Overview

The ModelZoo CLI is a comprehensive command-line interface that serves as a single entry point for all ModelZoo-related tasks. This tool streamlines various machine learning workflows, from data preprocessing to model training and validation.

Commands

Below is a list of commands that can be used with the ModelZoo CLI tool. Expand each section to see examples and more information.
Example: cszoo fit params_model.yaml
Example: cszoo validate params_model.yaml
Example: cszoo validate_all params_model.yaml
Example: cszoo checkpoint convert --model gpt2 --src-fmt cs-auto --tgt-fmt hf --config workdir/params_gpt_tiny.yaml model_dir/checkpoint.mdl
Example: cszoo checkpoint convert-config --model gpt2 --src-fmt cs-auto --tgt-fmt hf workdir/params_gpt_tiny.yaml
Example: cszoo checkpoint list-converters
Example: cszoo checkpoint diff checkpoint_a.mdl checkpoint_b.mdl
Example: cszoo checkpoint info PATH
Example: cszoo checkpoint delete PATH
Example: cszoo checkpoint copy SRC_PATH DST_PATH
Example: cszoo checkpoint move SRC_PATH DST_PATH
Example: cszoo model list
Example: cszoo model info llama
Example: cszoo model describe llama
Example: cszoo model init_checkpoint <model_name>
Example: cszoo data_preprocess list
Example: cszoo data_preprocess pull summarization_preprocessing -o workdir
Example: cszoo data_preprocess run --config preprocessing.yaml
Example: cszoo data_processor list
Example: cszoo data_processor info GptHDF5DataProcessor
Example: cszoo data_processor describe GptHDF5DataProcessor
Example: cszoo data_processor benchmark params.yaml
Example: cszoo config pull llama2_7b -o workdir
Example: cszoo config validate params.yaml
Example: cszoo config convert_legacy old_config.yaml
Example: cszoo config stats params.yaml
Example: cszoo lm_eval workdir/params_gpt_tiny.yaml --tasks=winogrande --checkpoint_path=workdir/my_ckpt.mdl
Example: cszoo bigcode_eval workdir/params_gpt_tiny.yaml --tasks=mbpp --checkpoint_path=workdir/my_ckpt.mdl

Example Workflow: Pretraining a model using the ModelZoo CLI

This workflow guides you through the steps to pretrain a model using the Cerebras ModelZoo CLI. Follow these steps to set up your environment, preprocess data, and run the pretraining process.
Prerequisite: Before proceeding with the steps below, ensure that you have completed the setup and installation guide found here.
1

Create model directory

Create a directory to store all the files for this pretraining workflow and copy the necessary configuration files.
mkdir pretraining_tutorial
cp modelzoo/src/cerebras/modelzoo/tutorials/pretraining/* pretraining_tutorial
2

Preprocess the data

Preprocess the training and validation datasets using the provided configuration files.
cszoo data_preprocess run --config pretraining_tutorial/train_data_config.yaml
cszoo data_preprocess run --config pretraining_tutorial/valid_data_config.yaml
3

Run model

Run the pretraining process using the provided configuration.
cszoo fit pretraining_tutorial/model_config.yaml
4

Convert checkpoint to HuggingFace

Convert the trained model checkpoint into a HuggingFace-compatible format.
cszoo checkpoint convert \
  --model llama \
  --src-fmt cs-auto \
  --tgt-fmt hf \
  --config pretraining_tutorial/model_config.yaml \
  --output-dir pretraining_tutorial/to_hf \
  pretraining_tutorial/model/checkpoint_0.mdl

Getting Help

For detailed information about any command, use the --help flag:
cszoo --help
cszoo <command> --help

CSZoo Assistant

Need help?

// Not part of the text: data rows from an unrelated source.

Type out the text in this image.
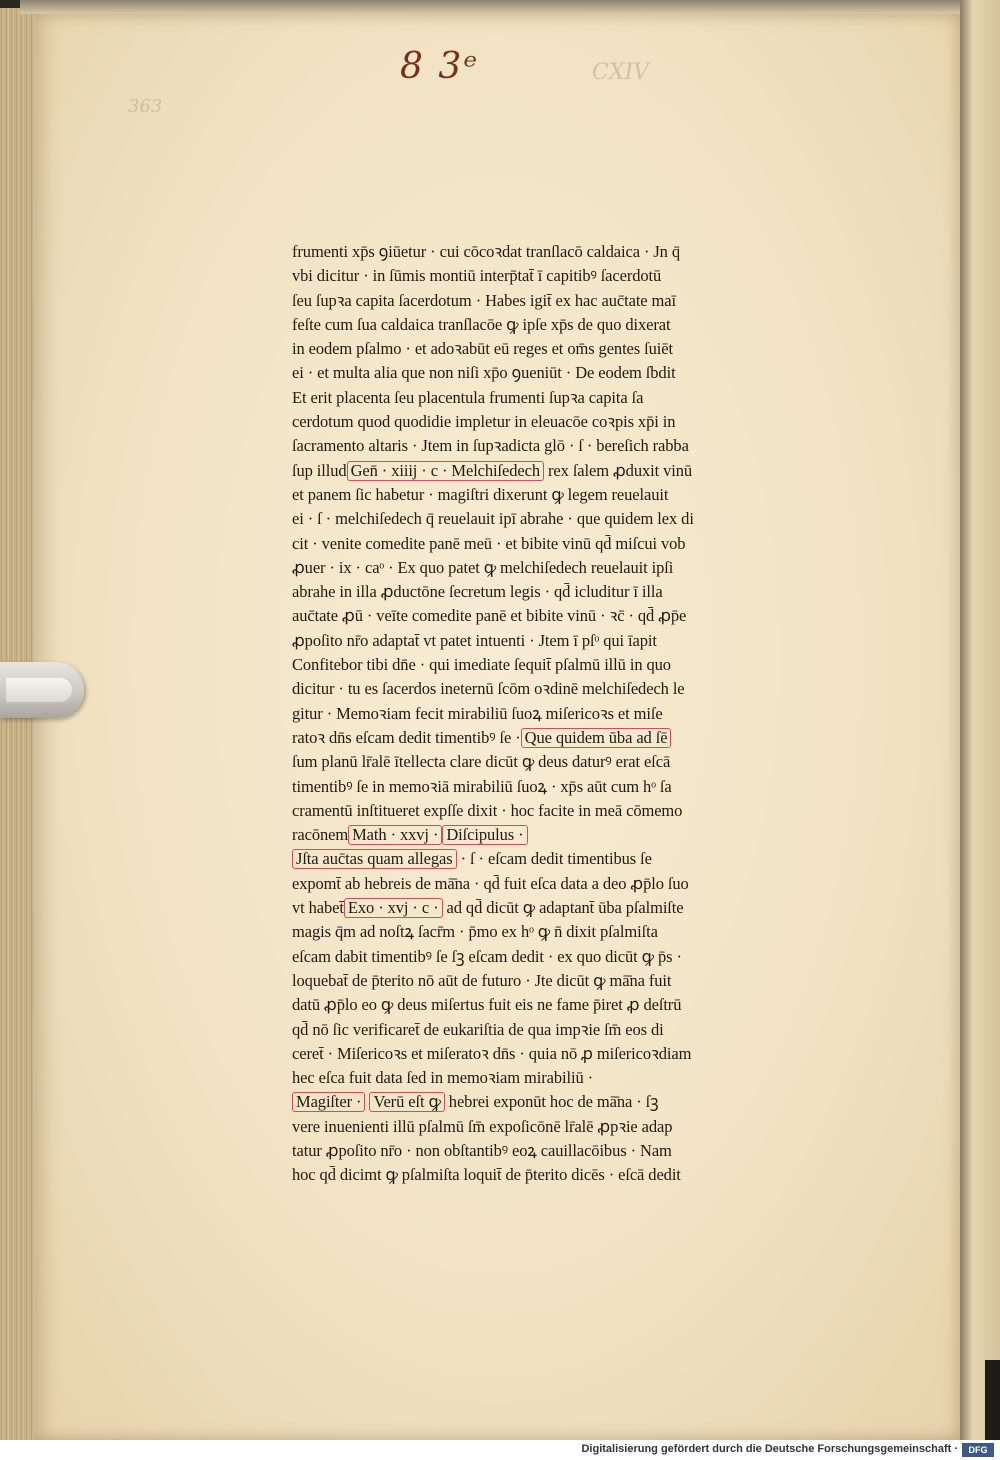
8 3ᵉ
363
CXIV
frumenti xp̄s ꝯiūetur · cui cōcoꝛdat tranſlacō caldaica · Jn q̄
vbi dicitur · in ſūmis montiū interp̄tat̄ ī capitibꝰ ſacerdotū
ſeu ſupꝛa capita ſacerdotum · Habes igit̄ ex hac auc̄tate maī
feſte cum ſua caldaica tranſlacōe ꝙ ipſe xp̄s de quo dixerat
in eodem pſalmo · et adoꝛabūt eū reges et om̄s gentes ſuiēt
ei · et multa alia que non niſi xp̄o ꝯueniūt · De eodem ſbdit
Et erit placenta ſeu placentula frumenti ſupꝛa capita ſa
cerdotum quod quodidie impletur in eleuacōe coꝛpis xp̄i in
ſacramento altaris · Jtem in ſupꝛadicta glō · ſ · bereſich rabba
ſup illud Gen̄ · xiiij · c · Melchiſedech rex ſalem ꝓduxit vinū
et panem ſic habetur · magiſtri dixerunt ꝙ legem reuelauit
ei · ſ · melchiſedech q̄ reuelauit ipī abrahe · que quidem lex di
cit · venite comedite panē meū · et bibite vinū qd̄ miſcui vob
ꝓuer · ix · caᵒ · Ex quo patet ꝙ melchiſedech reuelauit ipſi
abrahe in illa ꝓductōne ſecretum legis · qd̄ icluditur ī illa
auc̄tate ꝓū · veīte comedite panē et bibite vinū · ꝛc̄ · qd̄ ꝓp̄e
ꝓpoſito nr̄o adaptat̄ vt patet intuenti · Jtem ī pſᵒ qui īapit
Confitebor tibi dn̄e · qui imediate ſequit̄ pſalmū illū in quo
dicitur · tu es ſacerdos ineternū ſcōm oꝛdinē melchiſedech le
gitur · Memoꝛiam fecit mirabiliū ſuoꝝ miſericoꝛs et miſe
ratoꝛ dn̄s eſcam dedit timentibꝰ ſe · Que quidem ūba ad ſē
ſum planū lr̄alē ītellecta clare dicūt ꝙ deus daturꝰ erat eſcā
timentibꝰ ſe in memoꝛiā mirabiliū ſuoꝝ · xp̄s aūt cum hᵒ ſa
cramentū inſtitueret expſſe dixit · hoc facite in meā cōmemo
racōnem Math · xxvj · Diſcipulus ·
Jſta auc̄tas quam allegas · ſ · eſcam dedit timentibus ſe
expomt̄ ab hebreis de mā̄na · qd̄ fuit eſca data a deo ꝓp̄lo ſuo
vt habet̄ Exo · xvj · c · ad qd̄ dicūt ꝙ adaptant̄ ūba pſalmiſte
magis q̄m ad noſtꝝ ſacr̄m · p̄mo ex hᵒ ꝙ n̄ dixit pſalmiſta
eſcam dabit timentibꝰ ſe ſꝫ eſcam dedit · ex quo dicūt ꝙ p̄s ·
loquebat̄ de p̄terito nō aūt de futuro · Jte dicūt ꝙ mā̄na fuit
datū ꝓp̄lo eo ꝙ deus miſertus fuit eis ne fame p̄iret ꝓ deſtrū
qd̄ nō ſic verificaret̄ de eukariſtia de qua impꝛie ſm̄ eos di
ceret̄ · Miſericoꝛs et miſeratoꝛ dn̄s · quia nō ꝓ miſericoꝛdiam
hec eſca fuit data ſed in memoꝛiam mirabiliū ·
Magiſter · Verū eſt ꝙ hebrei exponūt hoc de mā̄na · ſꝫ
vere inuenienti illū pſalmū ſm̄ expoſicōnē lr̄alē ꝓpꝛie adap
tatur ꝓpoſito nr̄o · non obſtantibꝰ eoꝝ cauillacōibus · Nam
hoc qd̄ dicimt ꝙ pſalmiſta loquit̄ de p̄terito dicēs · eſcā dedit
Digitalisierung gefördert durch die Deutsche Forschungsgemeinschaft ·	DFG
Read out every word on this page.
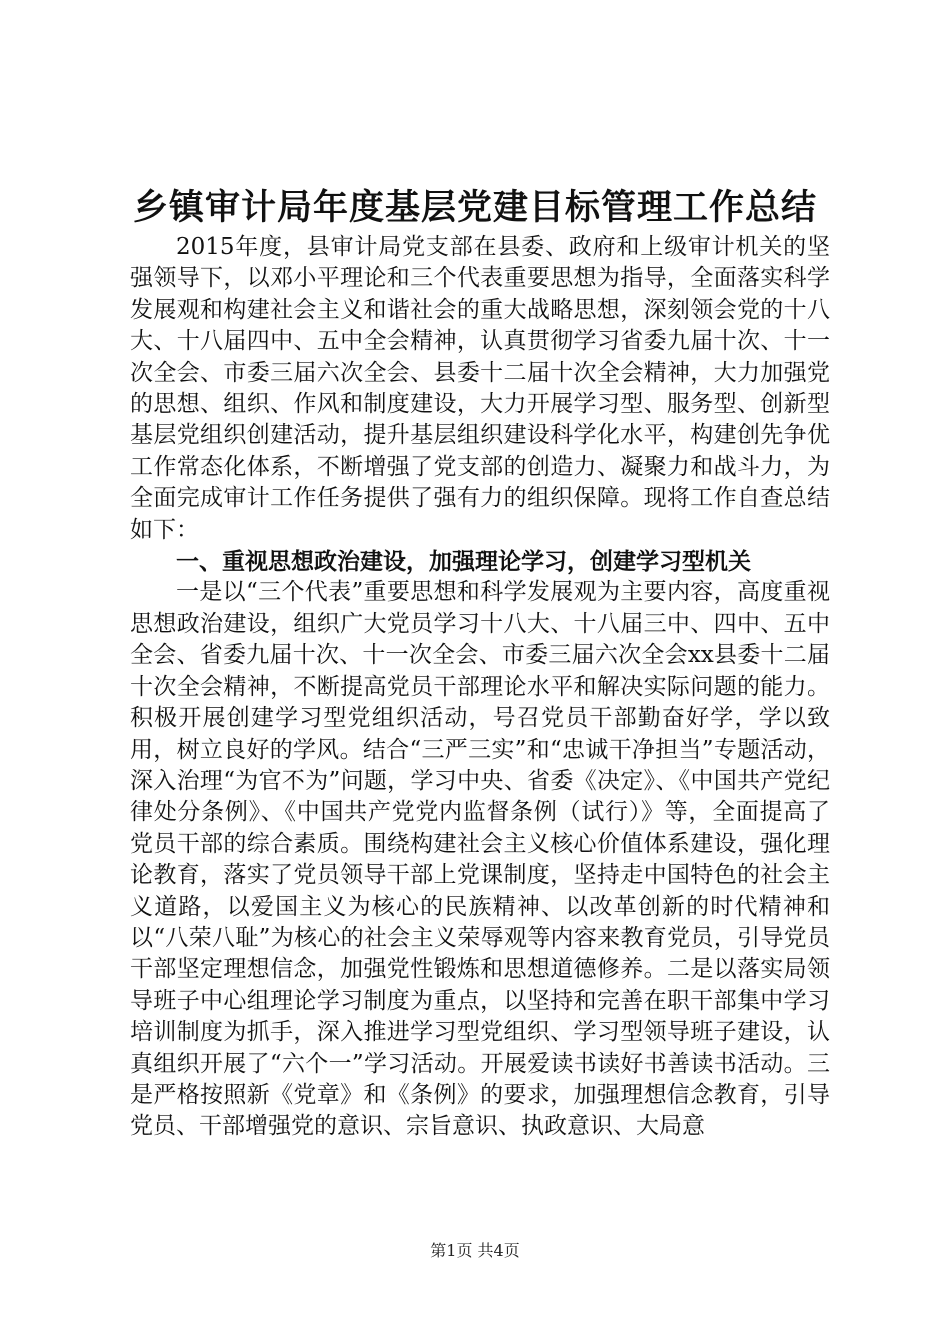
乡镇审计局年度基层党建目标管理工作总结

2015年度，县审计局党支部在县委、政府和上级审计机关的坚强领导下，以邓小平理论和三个代表重要思想为指导，全面落实科学发展观和构建社会主义和谐社会的重大战略思想，深刻领会党的十八大、十八届四中、五中全会精神，认真贯彻学习省委九届十次、十一次全会、市委三届六次全会、县委十二届十次全会精神，大力加强党的思想、组织、作风和制度建设，大力开展学习型、服务型、创新型基层党组织创建活动，提升基层组织建设科学化水平，构建创先争优工作常态化体系，不断增强了党支部的创造力、凝聚力和战斗力，为全面完成审计工作任务提供了强有力的组织保障。现将工作自查总结如下：

一、重视思想政治建设，加强理论学习，创建学习型机关

一是以“三个代表”重要思想和科学发展观为主要内容，高度重视思想政治建设，组织广大党员学习十八大、十八届三中、四中、五中全会、省委九届十次、十一次全会、市委三届六次全会xx县委十二届十次全会精神，不断提高党员干部理论水平和解决实际问题的能力。积极开展创建学习型党组织活动，号召党员干部勤奋好学，学以致用，树立良好的学风。结合“三严三实”和“忠诚干净担当”专题活动，深入治理“为官不为”问题，学习中央、省委《决定》、《中国共产党纪律处分条例》、《中国共产党党内监督条例（试行）》等，全面提高了党员干部的综合素质。围绕构建社会主义核心价值体系建设，强化理论教育，落实了党员领导干部上党课制度，坚持走中国特色的社会主义道路，以爱国主义为核心的民族精神、以改革创新的时代精神和以“八荣八耻”为核心的社会主义荣辱观等内容来教育党员，引导党员干部坚定理想信念，加强党性锻炼和思想道德修养。二是以落实局领导班子中心组理论学习制度为重点，以坚持和完善在职干部集中学习培训制度为抓手，深入推进学习型党组织、学习型领导班子建设，认真组织开展了“六个一”学习活动。开展爱读书读好书善读书活动。三是严格按照新《党章》和《条例》的要求，加强理想信念教育，引导党员、干部增强党的意识、宗旨意识、执政意识、大局意

第1页 共4页
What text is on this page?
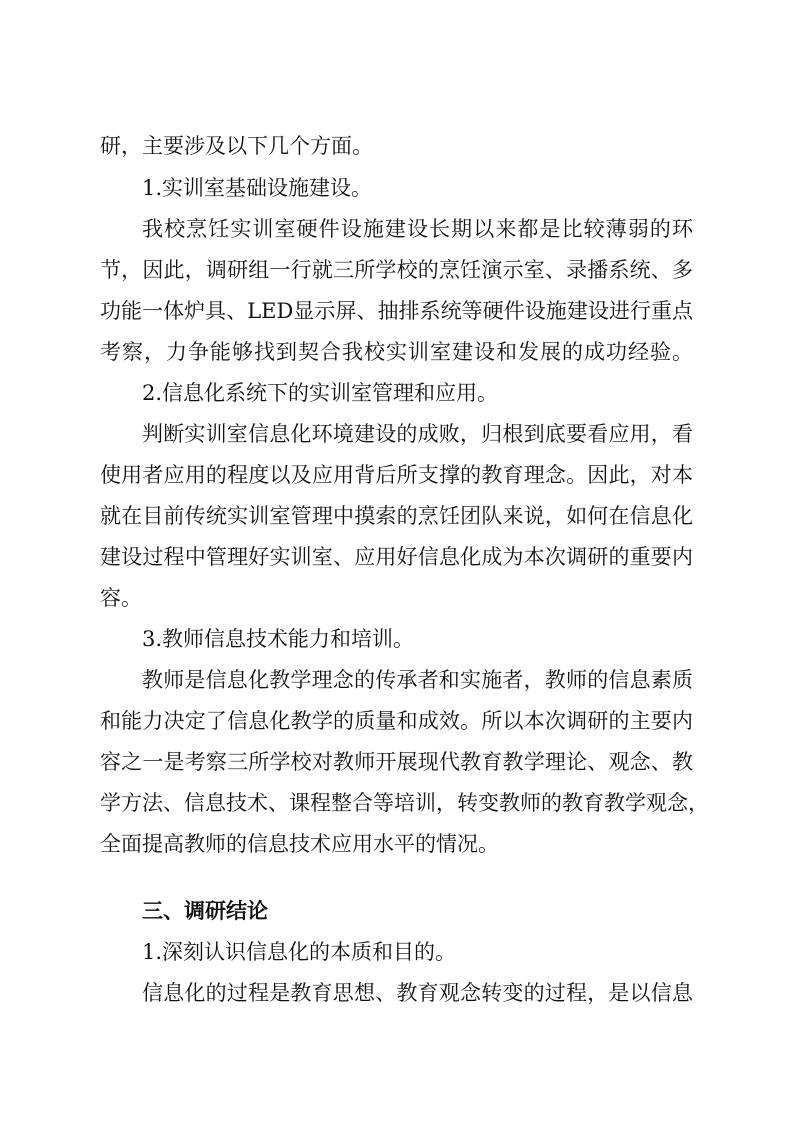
研，主要涉及以下几个方面。
1.实训室基础设施建设。
我校烹饪实训室硬件设施建设长期以来都是比较薄弱的环
节，因此，调研组一行就三所学校的烹饪演示室、录播系统、多
功能一体炉具、LED显示屏、抽排系统等硬件设施建设进行重点
考察，力争能够找到契合我校实训室建设和发展的成功经验。
2.信息化系统下的实训室管理和应用。
判断实训室信息化环境建设的成败，归根到底要看应用，看
使用者应用的程度以及应用背后所支撑的教育理念。因此，对本
就在目前传统实训室管理中摸索的烹饪团队来说，如何在信息化
建设过程中管理好实训室、应用好信息化成为本次调研的重要内
容。
3.教师信息技术能力和培训。
教师是信息化教学理念的传承者和实施者，教师的信息素质
和能力决定了信息化教学的质量和成效。所以本次调研的主要内
容之一是考察三所学校对教师开展现代教育教学理论、观念、教
学方法、信息技术、课程整合等培训，转变教师的教育教学观念，
全面提高教师的信息技术应用水平的情况。
三、调研结论
1.深刻认识信息化的本质和目的。
信息化的过程是教育思想、教育观念转变的过程，是以信息
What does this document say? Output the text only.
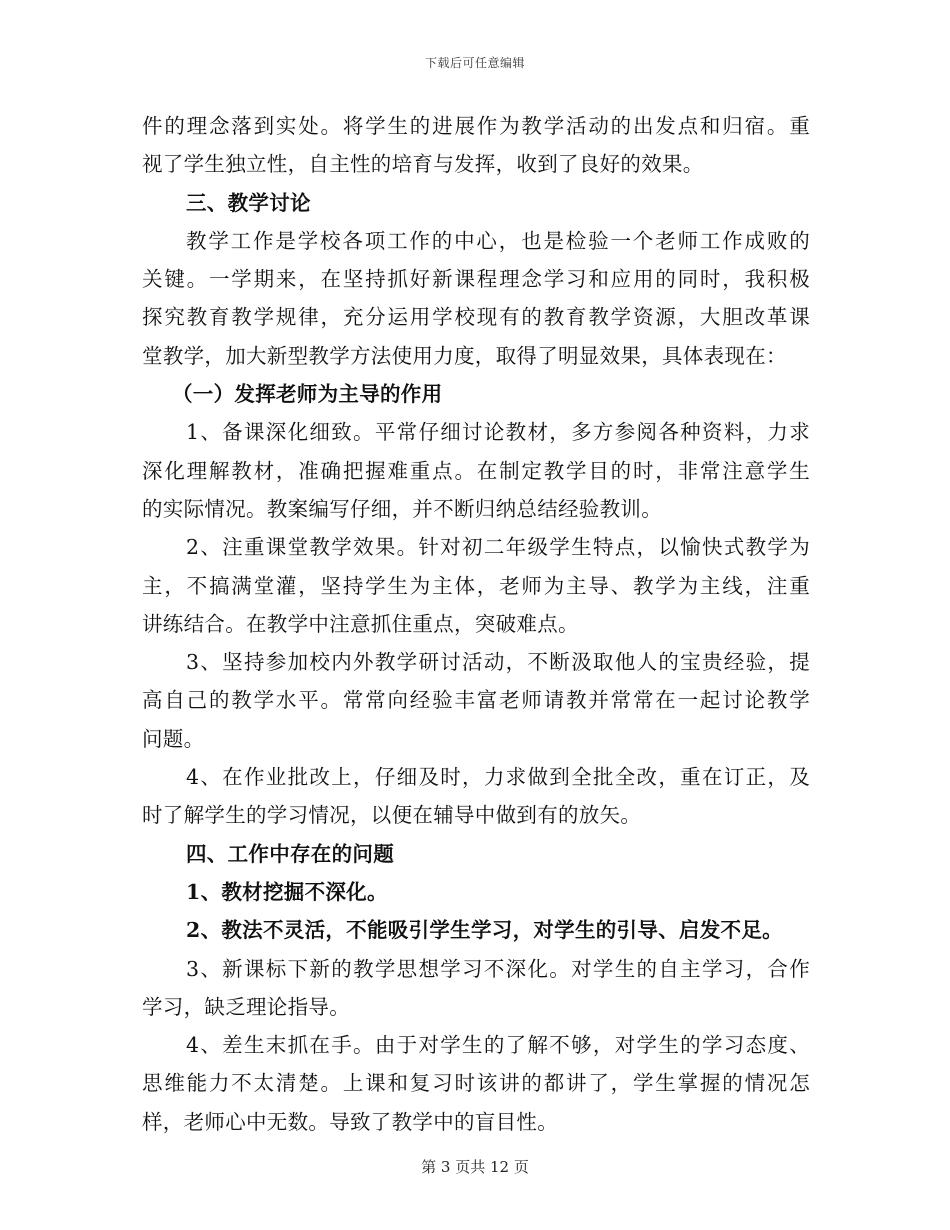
下载后可任意编辑
件的理念落到实处。将学生的进展作为教学活动的出发点和归宿。重
视了学生独立性，自主性的培育与发挥，收到了良好的效果。
三、教学讨论
教学工作是学校各项工作的中心，也是检验一个老师工作成败的
关键。一学期来，在坚持抓好新课程理念学习和应用的同时，我积极
探究教育教学规律，充分运用学校现有的教育教学资源，大胆改革课
堂教学，加大新型教学方法使用力度，取得了明显效果，具体表现在：
（一）发挥老师为主导的作用
1、备课深化细致。平常仔细讨论教材，多方参阅各种资料，力求
深化理解教材，准确把握难重点。在制定教学目的时，非常注意学生
的实际情况。教案编写仔细，并不断归纳总结经验教训。
2、注重课堂教学效果。针对初二年级学生特点，以愉快式教学为
主，不搞满堂灌，坚持学生为主体，老师为主导、教学为主线，注重
讲练结合。在教学中注意抓住重点，突破难点。
3、坚持参加校内外教学研讨活动，不断汲取他人的宝贵经验，提
高自己的教学水平。常常向经验丰富老师请教并常常在一起讨论教学
问题。
4、在作业批改上，仔细及时，力求做到全批全改，重在订正，及
时了解学生的学习情况，以便在辅导中做到有的放矢。
四、工作中存在的问题
1、教材挖掘不深化。
2、教法不灵活，不能吸引学生学习，对学生的引导、启发不足。
3、新课标下新的教学思想学习不深化。对学生的自主学习，合作
学习，缺乏理论指导。
4、差生末抓在手。由于对学生的了解不够，对学生的学习态度、
思维能力不太清楚。上课和复习时该讲的都讲了，学生掌握的情况怎
样，老师心中无数。导致了教学中的盲目性。
第 3 页共 12 页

Our CSZoo Assistant is an LLM agent you can access from the command line with the assistant subcommand. Use it to:
  • Ask questions: cszoo assistant "what is the checkpoint converter?"
  • Perform actions: cszoo assistant "convert my checkpoint from huggingface to cerebras"
CSZoo Assistant will always ask your permission before running a command.
Access to the Cerebras Inference API is required and you’ll need to provide your API key with the following command:export CEREBRAS_API_KEY=<your api key>Don’t have an API key? Follow these instructions.
CSZoo Assistant is a beta feature and it may make mistakes. Always double-check its reasoning and be aware of the following limitations:
  • CSZoo Assistant can currently only access the help manuals found with cszoo ... -h.
  • There are currently no advanced context length management mechanisms in place. The assistant will error out if it overflows the context length.